Tom Whitestone

Current position
- Title: AAD (Associate Athletic Director)

Biographical details
- Born: April 10, 1964 Pittsfield, Massachusetts, U.S.
- Died: September 8, 2026 (aged 62) Harrisburg, North Carolina, U.S.

Accomplishments and honors

Awards
- Berkshire County Sports Hall of Fame (2019) UNC Charlotte Student-Athlete Advisory Committee Lifetime Achievement Award (2020) UNC Charlotte Athletics Hall of Fame (2026)

= Tom Whitestone =

American athletics administrator (1964–2026)

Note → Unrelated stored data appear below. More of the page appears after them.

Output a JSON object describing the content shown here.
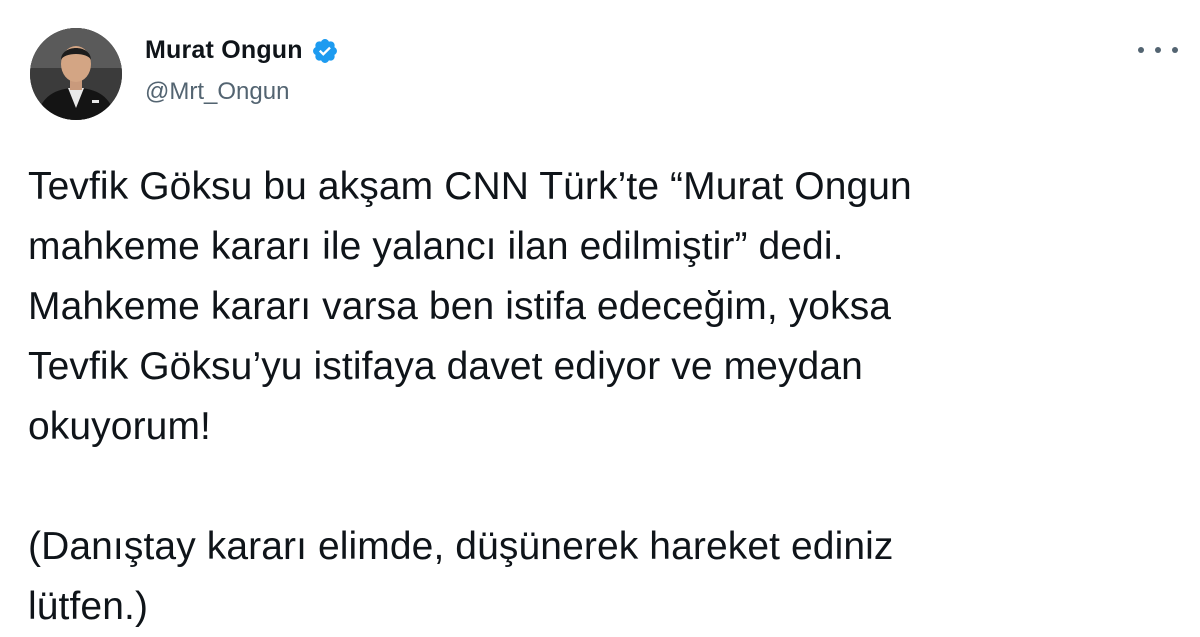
{
  "author": {
    "display_name": "Murat Ongun",
    "handle": "@Mrt_Ongun",
    "verified": true,
    "avatar_icon": "profile-photo",
    "verified_icon": "verified-badge-icon",
    "verified_color": "#1d9bf0"
  },
  "menu": {
    "icon": "more-options-icon"
  },
  "tweet": {
    "lines": [
      "Tevfik Göksu bu akşam CNN Türk’te “Murat Ongun",
      "mahkeme kararı ile yalancı ilan edilmiştir” dedi.",
      "Mahkeme kararı varsa ben istifa edeceğim, yoksa",
      "Tevfik Göksu’yu istifaya davet ediyor ve meydan",
      "okuyorum!"
    ],
    "note_lines": [
      "(Danıştay kararı elimde, düşünerek hareket ediniz",
      "lütfen.)"
    ]
  }
}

Thomas Elkin Whitestone (April 10, 1964 – September 8, 2026) was an American college athletics administrator. He served as the Associate Athletic Director at the University of North Carolina at Charlotte for 37 years, until his retirement in 2024. Whitestone was featured in the Berkshire County Sports Hall of Fame in 2019 and the UNC Charlotte Athletics Hall of Fame in 2026.

==Early life==
Thomas Elkin Whitestone was born in Pittsfield, Massachusetts, on April 10, 1964. He was the son of W. S. Peter, and his wife, Jane Stephenson Whitestone. Whitestone had three siblings, Kenneth, Robert, and Stephen Whitestone. He studied elementary at Cheshire, before graduating from Pittsfield High School.

==Career==
Whitestone started his career when he got a job at the University of North Carolina. He joined the athletics department in 1987 as Director of Sports Information for over 37 years before his retirement in 2024. He became the spokesperson for Charlotte 49ers. While in his term, he had work relations with many associations such as National Collegiate Athletic Association and College Sports Communicators. He got featured for being one of the people that created the 2013 Charlotte 49ers football team. In 2020, he created the UNC Charlotte Athletics Hall of Fame, he received the UNC Charlotte Student-Athlete Advisory Committee (SAAC) Lifetime Achievement Award in the same year. He later retired in 2024.

==Personal life and death==
Whitestone was married to Kim Whitestone, they had two children together, Sam and Allie Whitestone.

Whitestone died from cancer at Harrisburg, North Carolina, on September 8, 2026, at the age of 62.

==Legacy==
"Tom Whitestone loved our university, He had the gift of bringing a story to life, especially when focusing on our student-athletes. He did not just give our fans the stats. He found a way to memorialize important games, events, and individuals. He truly bled green.", Judy Rose, who was the Athletic Director Emerita of the university, said mourning his death. University of North Carolina named him to the sixth induction class of the UNC Charlotte Athletics Hall of Fame.